商鞅在秦国变法,前后二十年左右,即有理论准备,又有舆论造势,依次推进,成其大功。在变法之初,商鞅就为变法立论:“治世不一道,便国不法古。故汤武不循古而王,夏殷不易礼而亡。反古者不可非,而循礼者不足多。”[5]指出时代不同,法治也不一样,而以对国家有利为准。而且进一步强调:“是以圣人苟可以强国,不法其故;苟可以利民,不循其礼。”[6]商鞅为了使变法顺利推进,首先徙木立信,标示了法律的权威性和即时性。其后的变法分期实施,总体上也算顺利。商鞅变法在诸国中是最成功的,即使如太史公这样对商鞅无甚好感的人也说:“行之十年,秦民大说,道不拾遗,山无盗贼,家给人足。民勇于公战,怯于私斗,乡邑大治。”[7]
商鞅的变法,在当时的战国七雄中起步是最晚的,而取得的成效最大,究其原因,是商鞅的改革与生产方式的变化最为合拍。商鞅变法是大家熟知的故事,其中的一些变革并非首自商鞅,譬如十伍相连、统一度量衡、郡县制等,在一些国家早有试行,甚至“开阡陌封疆”[8]这一当时最具有革命性的举动,其实在现实中已是一个普遍的事实。商鞅的突出贡献在于,他认识到这一普遍的现实,并把它法律化,使土地买卖由非法变为合法,实现了领主土地所有制向地主土地私有制转变的合法化,在上层建筑中完成了地主土地私有制生产方式的“成人礼”。与此相联系,商鞅变法除奖励耕织之外,[9]还规定男子成年后别户而居,防止在大家庭内偷懒或吃“大锅饭”,[10]不仅让土地私有制更加确立,而且促使生产力发展。

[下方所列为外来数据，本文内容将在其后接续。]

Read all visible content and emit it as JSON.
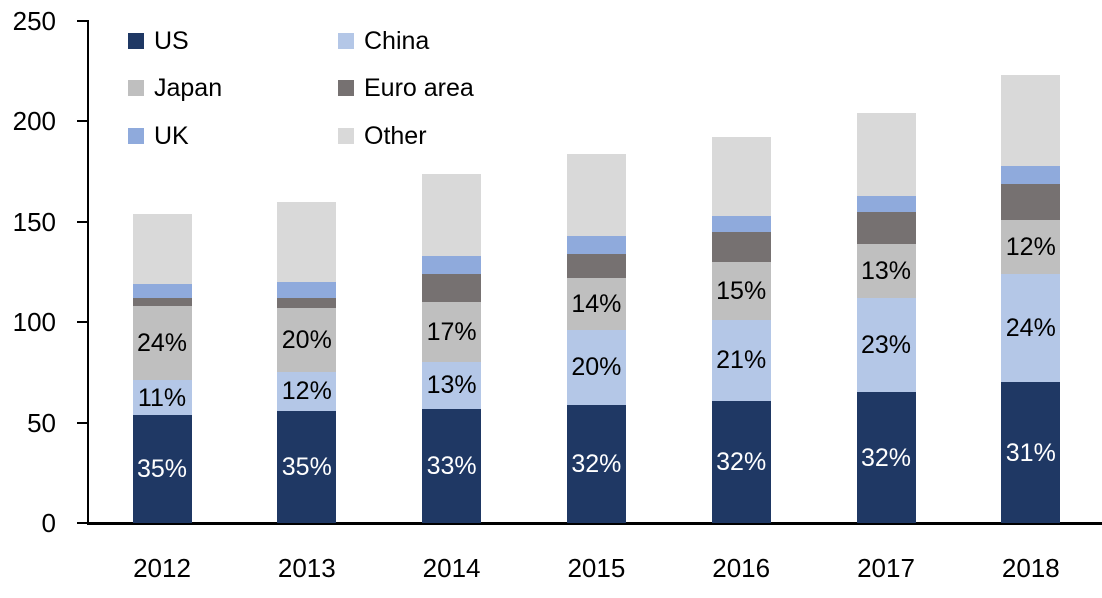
{
  "chart_data": {
    "type": "bar",
    "stacked": true,
    "title": "",
    "xlabel": "",
    "ylabel": "",
    "categories": [
      "2012",
      "2013",
      "2014",
      "2015",
      "2016",
      "2017",
      "2018"
    ],
    "series": [
      {
        "name": "US",
        "color": "#1F3864",
        "values": [
          54,
          56,
          57,
          59,
          61,
          65,
          70
        ],
        "labels": [
          "35%",
          "35%",
          "33%",
          "32%",
          "32%",
          "32%",
          "31%"
        ],
        "label_color": "#FFFFFF"
      },
      {
        "name": "China",
        "color": "#B4C7E7",
        "values": [
          17,
          19,
          23,
          37,
          40,
          47,
          54
        ],
        "labels": [
          "11%",
          "12%",
          "13%",
          "20%",
          "21%",
          "23%",
          "24%"
        ],
        "label_color": "#000000"
      },
      {
        "name": "Japan",
        "color": "#BFBFBF",
        "values": [
          37,
          32,
          30,
          26,
          29,
          27,
          27
        ],
        "labels": [
          "24%",
          "20%",
          "17%",
          "14%",
          "15%",
          "13%",
          "12%"
        ],
        "label_color": "#000000"
      },
      {
        "name": "Euro area",
        "color": "#767171",
        "values": [
          4,
          5,
          14,
          12,
          15,
          16,
          18
        ]
      },
      {
        "name": "UK",
        "color": "#8FAADC",
        "values": [
          7,
          8,
          9,
          9,
          8,
          8,
          9
        ]
      },
      {
        "name": "Other",
        "color": "#D9D9D9",
        "values": [
          35,
          40,
          41,
          41,
          39,
          41,
          45
        ]
      }
    ],
    "totals": [
      154,
      160,
      174,
      184,
      192,
      204,
      223
    ],
    "ylim": [
      0,
      250
    ],
    "yticks": [
      0,
      50,
      100,
      150,
      200,
      250
    ],
    "grid": false,
    "legend": {
      "position": "top-left",
      "columns": 2,
      "items": [
        "US",
        "China",
        "Japan",
        "Euro area",
        "UK",
        "Other"
      ]
    },
    "axis_color": "#000000",
    "background_color": "#FFFFFF"
  }
}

特别值得挑出来一说的是商鞅奖励军功的政策:“有军功者,各以率受上爵;为私斗者,各以轻重被刑大小。……宗室非有军功论,不得为属籍。”[11]这在群雄争霸的时期,对外可以扩大疆土,可以掠夺财富,对内可以激励士气,培育军事力量,是富国强兵的快捷方式。[12]但却为其埋下了祸根,使秦朝二世而斩。此是后话。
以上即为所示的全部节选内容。